The weather finally warmed up this past weekend and we had a wonderful Beef Kalbi (ribs) BBQ party in our backyard with our church friends. We try not to have Kalbi too often since it’s really not the healthiest food but it’s just too delicious to not eat it..So when we eat Kalbi, we make sure we add vegetable side dishes to balance off the cholesterol and reduce any carcinogenic effects of eating grilled meats.
Ssam and Ssamjang is of course certainly a ‘must have’ side dish for Kalbi. The lettuces, crown daisies, perilla leaves all help with digestion and have great anti-oxidant properties. Not to mention the high content of various vitamins and minerals. Since my friend was going to take care of the Ssam and Ssamjang, I made some Dwenjang Jjigae(된장찌게) and Moosaengche(무생채) to go with the Kalbi. Mooseangche is a salad made from the Korean radish (moo). Radishes are great because it has various digestive enzymes ( diastase, amylase, and esterase) that help us digest carbs, fats and proteins. Growing up, I remember seeing many Korean adults drink the juice of a radish kimchi whenever they had indigestion and now I know why. So, next time you are served grated radish with your Japanese tempura or radish salad with your Korean BBQ, be sure to eat it. In addition to the digestive enzymes, researchers at Tokyo’s College of Pharmacy have discovered that “daikon juice actually inhibits the formation of dangerous chemicals in the body. Nitrosamines, a type of carcinogen, can form in the stomach from chemicals present in both natural and processed foods. Daikon juice contains substances identified as phenolic compounds that can block this potentially dangerous reaction.”(Mitoku)

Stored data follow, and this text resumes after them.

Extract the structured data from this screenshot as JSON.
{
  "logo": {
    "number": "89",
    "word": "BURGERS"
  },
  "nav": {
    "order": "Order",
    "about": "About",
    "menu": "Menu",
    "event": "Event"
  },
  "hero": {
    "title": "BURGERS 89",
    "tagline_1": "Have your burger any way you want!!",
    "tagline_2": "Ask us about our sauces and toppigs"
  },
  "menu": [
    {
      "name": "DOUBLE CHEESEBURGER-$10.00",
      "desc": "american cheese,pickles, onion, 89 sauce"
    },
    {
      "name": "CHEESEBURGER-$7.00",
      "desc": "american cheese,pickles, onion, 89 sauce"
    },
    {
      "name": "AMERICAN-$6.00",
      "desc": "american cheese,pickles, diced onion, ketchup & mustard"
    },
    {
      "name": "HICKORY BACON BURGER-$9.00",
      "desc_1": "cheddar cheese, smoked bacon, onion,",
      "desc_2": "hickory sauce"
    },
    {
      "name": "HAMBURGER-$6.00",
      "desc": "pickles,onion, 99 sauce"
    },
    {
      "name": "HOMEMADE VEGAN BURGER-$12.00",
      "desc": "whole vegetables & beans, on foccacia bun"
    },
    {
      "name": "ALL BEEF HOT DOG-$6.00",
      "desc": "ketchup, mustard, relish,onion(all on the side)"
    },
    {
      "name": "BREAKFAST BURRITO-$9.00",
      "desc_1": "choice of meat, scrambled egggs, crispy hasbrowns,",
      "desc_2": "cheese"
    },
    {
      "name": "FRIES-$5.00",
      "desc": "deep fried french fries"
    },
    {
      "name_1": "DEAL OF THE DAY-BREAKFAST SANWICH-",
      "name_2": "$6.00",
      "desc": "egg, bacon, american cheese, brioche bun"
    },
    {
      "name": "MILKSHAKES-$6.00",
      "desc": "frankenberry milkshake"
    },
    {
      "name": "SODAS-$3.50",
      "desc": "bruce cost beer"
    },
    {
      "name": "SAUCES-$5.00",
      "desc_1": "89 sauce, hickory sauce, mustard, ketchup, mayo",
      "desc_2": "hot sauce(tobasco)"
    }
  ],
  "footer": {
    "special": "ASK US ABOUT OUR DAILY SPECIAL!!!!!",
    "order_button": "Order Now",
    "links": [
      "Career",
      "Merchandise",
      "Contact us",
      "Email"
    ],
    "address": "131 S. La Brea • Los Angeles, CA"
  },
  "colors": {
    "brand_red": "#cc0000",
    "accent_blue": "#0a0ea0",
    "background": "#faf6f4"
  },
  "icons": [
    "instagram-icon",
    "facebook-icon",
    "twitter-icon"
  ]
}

Moosaengche is usually made two different ways: one tastes more spicy and salty – this is pretty much the mixture that is used to season cabbage Kimchi. The other variation introduced here is made without any garlic or jeotgal (fermented shrimp or anchovies) which creates a very clean and crisp flavor.
- 6 C julienned Korean radish (무 moo)
- 4 tsp sea salt
- 5 T sugar
- 5 T rice vinegar
- 1 T Korean red pepper powder(고추가루 gochugaroo)
1. Wash and peel the radish. Buying good Korean radish is important because it really dictates the taste of this dish other than the seasoning. Here’s how to tell if a radish is fresh and of good quality: fresh radish has a smooth skin and should feel totally firm when pressed. Poor quality radishes can also have little air pockets inside which means air went into the radish as it was growing in the field. These radishes are drier, less sweet and is low on nutrients. To pick radishes without these air pockets, pick up a few similar sized radishes and compare the weight of them. Radishes that have air pockets inside are lighter in weight than the ones that are solid. If a Korean radish is not available, you can also use the Japanese Daikon radish but it’s just not the same..
2. Peel and julienne the radish. One large radish should make about 6 Cups.
3. Put the cut radish into a large bowl and sprinkle with sea salt. Toss the radish pieces to distribute the salt evenly. This will quickly pickle the radish to draw out the moisture and make it crunchy. Leave the mix a couple minutes or so and it should lose it’s crispness and look like below.
4. Add the vinegar, sugar and red pepper powder. You can add more or less to taste.
Optionally you can add any or all of the following:
3 T chopped garlic, 1 – 2 T saewoojot, sliced green onions, more red pepper powder and roasted sesame seed. Adding these will produce a stronger, spicier flavor which is also really fabulous!! Good luck!